An excerpt from the Santa Barbara Writers Conference Scrapbook by Armando Nieto, Mary Conrad, and Matt Pallamary:
Judith Kranz joined the list of featured speakers in 1981, and talked about writing Scruples and Princess Daisy. Saying that she was too busy at work on a new-not-to-be-revealed-novel to prepare a speech, she entertained the afternoon audience with tips on fashion as well as how she managed to pen two successful books, and how she handled the sex scenes.
Ms. Kranz reported that she had not realized how erotic the sex scenes in Scruples appeared to the American public when she started her book tour, so she decided that there would be no four letter words in Princess Daisy.
“And I think those sex scenes were better than Scruples,” she stated. “Writers have to feel comfortable with the words, just as readers do.”
One of the more fascinating speakers that year was Barbara Goldsmith, who spent five years researching her book, Little Gloria…. Happy at Last. Ms.
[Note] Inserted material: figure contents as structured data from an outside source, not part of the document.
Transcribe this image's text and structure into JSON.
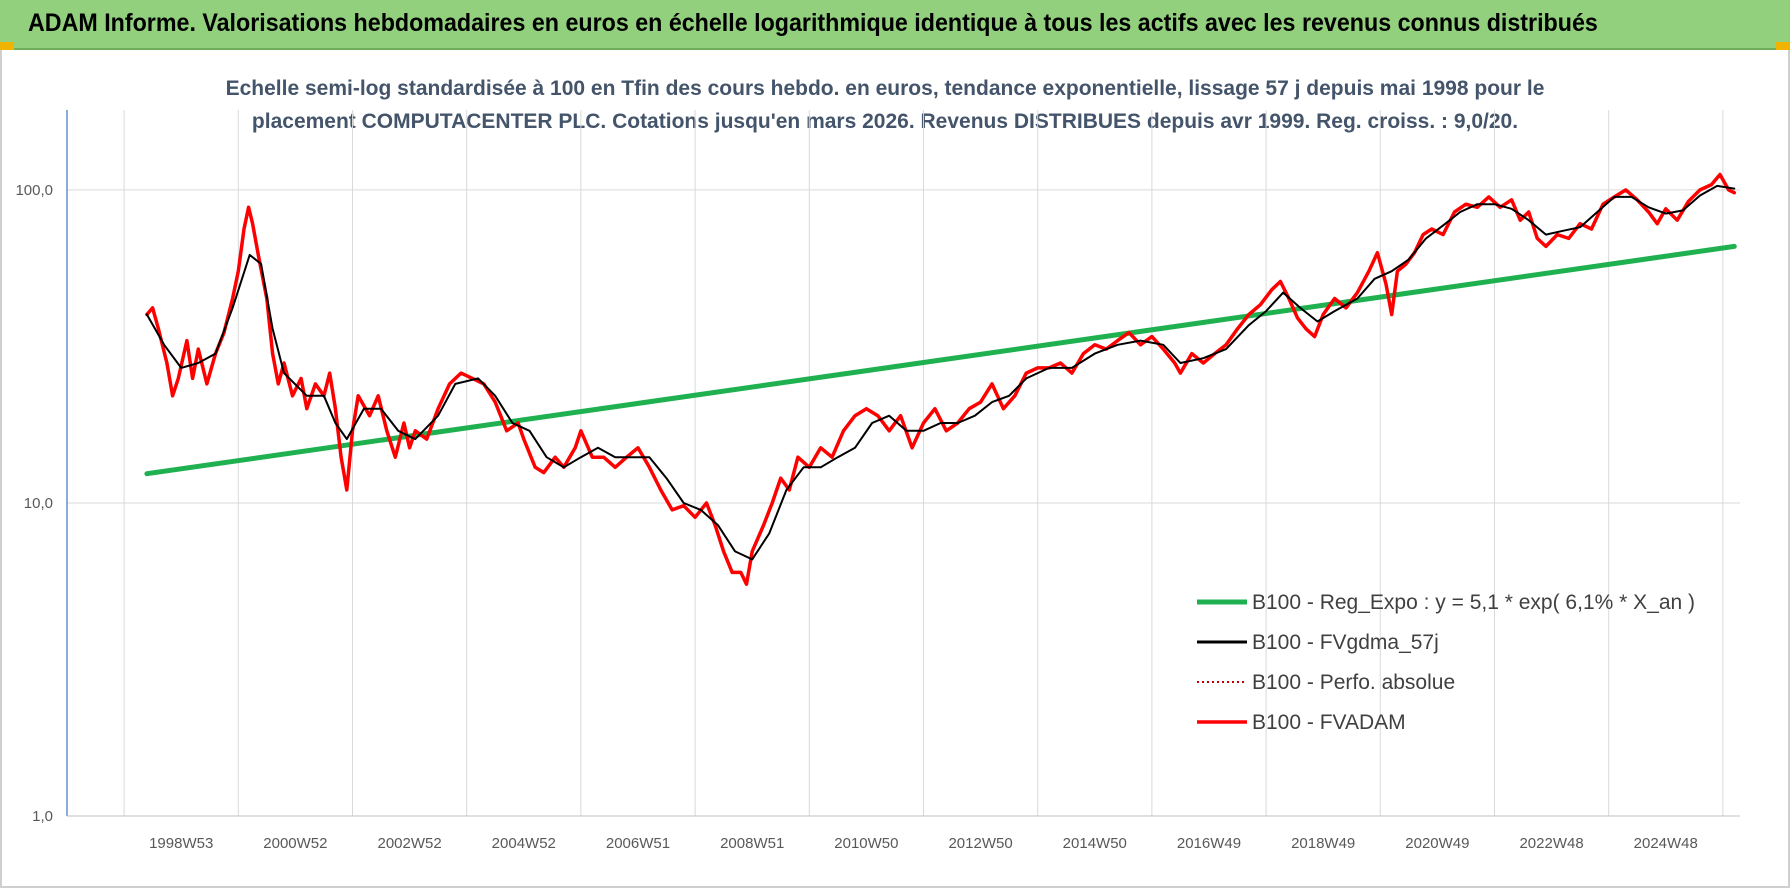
{
  "header": {
    "title": "ADAM Informe. Valorisations hebdomadaires en euros en échelle logarithmique identique à tous les actifs avec les revenus connus distribués"
  },
  "chart_data": {
    "type": "line",
    "title_line1": "Echelle semi-log standardisée à 100 en Tfin des cours hebdo. en euros, tendance exponentielle, lissage 57 j depuis mai 1998 pour le",
    "title_line2": "placement COMPUTACENTER PLC. Cotations jusqu'en mars 2026.  Revenus DISTRIBUES depuis avr 1999. Reg. croiss. : 9,0/20.",
    "y_scale": "log",
    "ylim": [
      1,
      180
    ],
    "y_ticks": [
      1,
      10,
      100
    ],
    "y_tick_labels": [
      "1,0",
      "10,0",
      "100,0"
    ],
    "x_tick_labels": [
      "1998W53",
      "2000W52",
      "2002W52",
      "2004W52",
      "2006W51",
      "2008W51",
      "2010W50",
      "2012W50",
      "2014W50",
      "2016W49",
      "2018W49",
      "2020W49",
      "2022W48",
      "2024W48"
    ],
    "x_tick_years": [
      1999.0,
      2001.0,
      2003.0,
      2005.0,
      2007.0,
      2009.0,
      2011.0,
      2013.0,
      2015.0,
      2017.0,
      2019.0,
      2021.0,
      2023.0,
      2025.0
    ],
    "xlim": [
      1997.0,
      2026.3
    ],
    "grid": true,
    "legend_position": "bottom-right",
    "series": [
      {
        "name": "B100 - Reg_Expo : y = 5,1 * exp( 6,1% *  X_an )",
        "color": "#1fb050",
        "style": "solid",
        "width": 5,
        "points": [
          [
            1998.4,
            12.4
          ],
          [
            2026.2,
            66.0
          ]
        ]
      },
      {
        "name": "B100 - FVgdma_57j",
        "color": "#000000",
        "style": "solid",
        "width": 2,
        "points": [
          [
            1998.4,
            40
          ],
          [
            1998.7,
            32
          ],
          [
            1999.0,
            27
          ],
          [
            1999.3,
            28
          ],
          [
            1999.6,
            30
          ],
          [
            1999.9,
            42
          ],
          [
            2000.2,
            62
          ],
          [
            2000.4,
            58
          ],
          [
            2000.6,
            36
          ],
          [
            2000.8,
            26
          ],
          [
            2001.2,
            22
          ],
          [
            2001.5,
            22
          ],
          [
            2001.7,
            18
          ],
          [
            2001.9,
            16
          ],
          [
            2002.2,
            20
          ],
          [
            2002.5,
            20
          ],
          [
            2002.8,
            17
          ],
          [
            2003.1,
            16
          ],
          [
            2003.5,
            19
          ],
          [
            2003.8,
            24
          ],
          [
            2004.2,
            25
          ],
          [
            2004.5,
            22
          ],
          [
            2004.8,
            18
          ],
          [
            2005.1,
            17
          ],
          [
            2005.4,
            14
          ],
          [
            2005.7,
            13
          ],
          [
            2006.0,
            14
          ],
          [
            2006.3,
            15
          ],
          [
            2006.6,
            14
          ],
          [
            2006.9,
            14
          ],
          [
            2007.2,
            14
          ],
          [
            2007.5,
            12
          ],
          [
            2007.8,
            10
          ],
          [
            2008.1,
            9.5
          ],
          [
            2008.4,
            8.5
          ],
          [
            2008.7,
            7.0
          ],
          [
            2009.0,
            6.6
          ],
          [
            2009.3,
            8.0
          ],
          [
            2009.6,
            11
          ],
          [
            2009.9,
            13
          ],
          [
            2010.2,
            13
          ],
          [
            2010.5,
            14
          ],
          [
            2010.8,
            15
          ],
          [
            2011.1,
            18
          ],
          [
            2011.4,
            19
          ],
          [
            2011.7,
            17
          ],
          [
            2012.0,
            17
          ],
          [
            2012.3,
            18
          ],
          [
            2012.6,
            18
          ],
          [
            2012.9,
            19
          ],
          [
            2013.2,
            21
          ],
          [
            2013.5,
            22
          ],
          [
            2013.8,
            25
          ],
          [
            2014.2,
            27
          ],
          [
            2014.6,
            27
          ],
          [
            2015.0,
            30
          ],
          [
            2015.4,
            32
          ],
          [
            2015.8,
            33
          ],
          [
            2016.2,
            32
          ],
          [
            2016.5,
            28
          ],
          [
            2016.9,
            29
          ],
          [
            2017.3,
            31
          ],
          [
            2017.7,
            37
          ],
          [
            2018.0,
            41
          ],
          [
            2018.3,
            47
          ],
          [
            2018.6,
            42
          ],
          [
            2018.9,
            38
          ],
          [
            2019.2,
            41
          ],
          [
            2019.6,
            45
          ],
          [
            2019.9,
            52
          ],
          [
            2020.2,
            55
          ],
          [
            2020.5,
            60
          ],
          [
            2020.8,
            70
          ],
          [
            2021.1,
            77
          ],
          [
            2021.4,
            85
          ],
          [
            2021.7,
            90
          ],
          [
            2022.0,
            90
          ],
          [
            2022.3,
            87
          ],
          [
            2022.6,
            80
          ],
          [
            2022.9,
            72
          ],
          [
            2023.2,
            74
          ],
          [
            2023.5,
            76
          ],
          [
            2023.8,
            85
          ],
          [
            2024.1,
            95
          ],
          [
            2024.4,
            95
          ],
          [
            2024.7,
            88
          ],
          [
            2025.0,
            84
          ],
          [
            2025.3,
            86
          ],
          [
            2025.6,
            96
          ],
          [
            2025.9,
            103
          ],
          [
            2026.2,
            101
          ]
        ]
      },
      {
        "name": "B100 - Perfo. absolue",
        "color": "#c00000",
        "style": "dotted",
        "width": 1.5,
        "points": []
      },
      {
        "name": "B100 - FVADAM",
        "color": "#ff0000",
        "style": "solid",
        "width": 3.5,
        "points": [
          [
            1998.4,
            40
          ],
          [
            1998.5,
            42
          ],
          [
            1998.6,
            36
          ],
          [
            1998.75,
            28
          ],
          [
            1998.85,
            22
          ],
          [
            1998.95,
            25
          ],
          [
            1999.1,
            33
          ],
          [
            1999.2,
            25
          ],
          [
            1999.3,
            31
          ],
          [
            1999.45,
            24
          ],
          [
            1999.6,
            30
          ],
          [
            1999.75,
            35
          ],
          [
            1999.9,
            45
          ],
          [
            2000.0,
            55
          ],
          [
            2000.1,
            75
          ],
          [
            2000.18,
            88
          ],
          [
            2000.25,
            78
          ],
          [
            2000.35,
            62
          ],
          [
            2000.5,
            45
          ],
          [
            2000.6,
            30
          ],
          [
            2000.7,
            24
          ],
          [
            2000.8,
            28
          ],
          [
            2000.95,
            22
          ],
          [
            2001.1,
            25
          ],
          [
            2001.2,
            20
          ],
          [
            2001.35,
            24
          ],
          [
            2001.5,
            22
          ],
          [
            2001.6,
            26
          ],
          [
            2001.7,
            20
          ],
          [
            2001.8,
            14
          ],
          [
            2001.9,
            11
          ],
          [
            2002.0,
            17
          ],
          [
            2002.1,
            22
          ],
          [
            2002.3,
            19
          ],
          [
            2002.45,
            22
          ],
          [
            2002.6,
            17
          ],
          [
            2002.75,
            14
          ],
          [
            2002.9,
            18
          ],
          [
            2003.0,
            15
          ],
          [
            2003.1,
            17
          ],
          [
            2003.3,
            16
          ],
          [
            2003.5,
            20
          ],
          [
            2003.7,
            24
          ],
          [
            2003.9,
            26
          ],
          [
            2004.1,
            25
          ],
          [
            2004.3,
            24
          ],
          [
            2004.5,
            21
          ],
          [
            2004.7,
            17
          ],
          [
            2004.9,
            18
          ],
          [
            2005.0,
            16
          ],
          [
            2005.2,
            13
          ],
          [
            2005.35,
            12.5
          ],
          [
            2005.55,
            14
          ],
          [
            2005.7,
            13
          ],
          [
            2005.9,
            15
          ],
          [
            2006.0,
            17
          ],
          [
            2006.2,
            14
          ],
          [
            2006.4,
            14
          ],
          [
            2006.6,
            13
          ],
          [
            2006.8,
            14
          ],
          [
            2007.0,
            15
          ],
          [
            2007.2,
            13
          ],
          [
            2007.4,
            11
          ],
          [
            2007.6,
            9.5
          ],
          [
            2007.8,
            9.8
          ],
          [
            2008.0,
            9.0
          ],
          [
            2008.2,
            10
          ],
          [
            2008.35,
            8.5
          ],
          [
            2008.5,
            7.0
          ],
          [
            2008.65,
            6.0
          ],
          [
            2008.8,
            6.0
          ],
          [
            2008.9,
            5.5
          ],
          [
            2009.0,
            7.0
          ],
          [
            2009.2,
            8.5
          ],
          [
            2009.35,
            10
          ],
          [
            2009.5,
            12
          ],
          [
            2009.65,
            11
          ],
          [
            2009.8,
            14
          ],
          [
            2010.0,
            13
          ],
          [
            2010.2,
            15
          ],
          [
            2010.4,
            14
          ],
          [
            2010.6,
            17
          ],
          [
            2010.8,
            19
          ],
          [
            2011.0,
            20
          ],
          [
            2011.2,
            19
          ],
          [
            2011.4,
            17
          ],
          [
            2011.6,
            19
          ],
          [
            2011.8,
            15
          ],
          [
            2012.0,
            18
          ],
          [
            2012.2,
            20
          ],
          [
            2012.4,
            17
          ],
          [
            2012.6,
            18
          ],
          [
            2012.8,
            20
          ],
          [
            2013.0,
            21
          ],
          [
            2013.2,
            24
          ],
          [
            2013.4,
            20
          ],
          [
            2013.6,
            22
          ],
          [
            2013.8,
            26
          ],
          [
            2014.0,
            27
          ],
          [
            2014.2,
            27
          ],
          [
            2014.4,
            28
          ],
          [
            2014.6,
            26
          ],
          [
            2014.8,
            30
          ],
          [
            2015.0,
            32
          ],
          [
            2015.2,
            31
          ],
          [
            2015.4,
            33
          ],
          [
            2015.6,
            35
          ],
          [
            2015.8,
            32
          ],
          [
            2016.0,
            34
          ],
          [
            2016.2,
            31
          ],
          [
            2016.4,
            28
          ],
          [
            2016.5,
            26
          ],
          [
            2016.7,
            30
          ],
          [
            2016.9,
            28
          ],
          [
            2017.1,
            30
          ],
          [
            2017.3,
            32
          ],
          [
            2017.5,
            36
          ],
          [
            2017.7,
            40
          ],
          [
            2017.9,
            43
          ],
          [
            2018.1,
            48
          ],
          [
            2018.25,
            51
          ],
          [
            2018.4,
            45
          ],
          [
            2018.55,
            39
          ],
          [
            2018.7,
            36
          ],
          [
            2018.85,
            34
          ],
          [
            2019.0,
            40
          ],
          [
            2019.2,
            45
          ],
          [
            2019.4,
            42
          ],
          [
            2019.6,
            47
          ],
          [
            2019.8,
            55
          ],
          [
            2019.95,
            63
          ],
          [
            2020.1,
            50
          ],
          [
            2020.2,
            40
          ],
          [
            2020.3,
            55
          ],
          [
            2020.45,
            58
          ],
          [
            2020.6,
            63
          ],
          [
            2020.75,
            72
          ],
          [
            2020.9,
            75
          ],
          [
            2021.1,
            72
          ],
          [
            2021.3,
            85
          ],
          [
            2021.5,
            90
          ],
          [
            2021.7,
            88
          ],
          [
            2021.9,
            95
          ],
          [
            2022.1,
            88
          ],
          [
            2022.3,
            93
          ],
          [
            2022.45,
            80
          ],
          [
            2022.6,
            85
          ],
          [
            2022.75,
            70
          ],
          [
            2022.9,
            66
          ],
          [
            2023.1,
            72
          ],
          [
            2023.3,
            70
          ],
          [
            2023.5,
            78
          ],
          [
            2023.7,
            75
          ],
          [
            2023.9,
            90
          ],
          [
            2024.1,
            95
          ],
          [
            2024.3,
            100
          ],
          [
            2024.5,
            93
          ],
          [
            2024.7,
            85
          ],
          [
            2024.85,
            78
          ],
          [
            2025.0,
            87
          ],
          [
            2025.2,
            80
          ],
          [
            2025.4,
            92
          ],
          [
            2025.6,
            100
          ],
          [
            2025.8,
            104
          ],
          [
            2025.95,
            112
          ],
          [
            2026.1,
            100
          ],
          [
            2026.2,
            98
          ]
        ]
      }
    ]
  }
}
Goldsmith was already an accomplished writer and editor when she came across a reference in research for her Straw Man book project to the proceedings of Vanderbilt vs. Vanderbilt.
With persistence she was able to access previously sealed court documents including 80,000 pages of testimony, details, and conversations related to the case. The Politics of 1934 were the historic background for the court case, and for her book, Little Gloria… Happy at Last.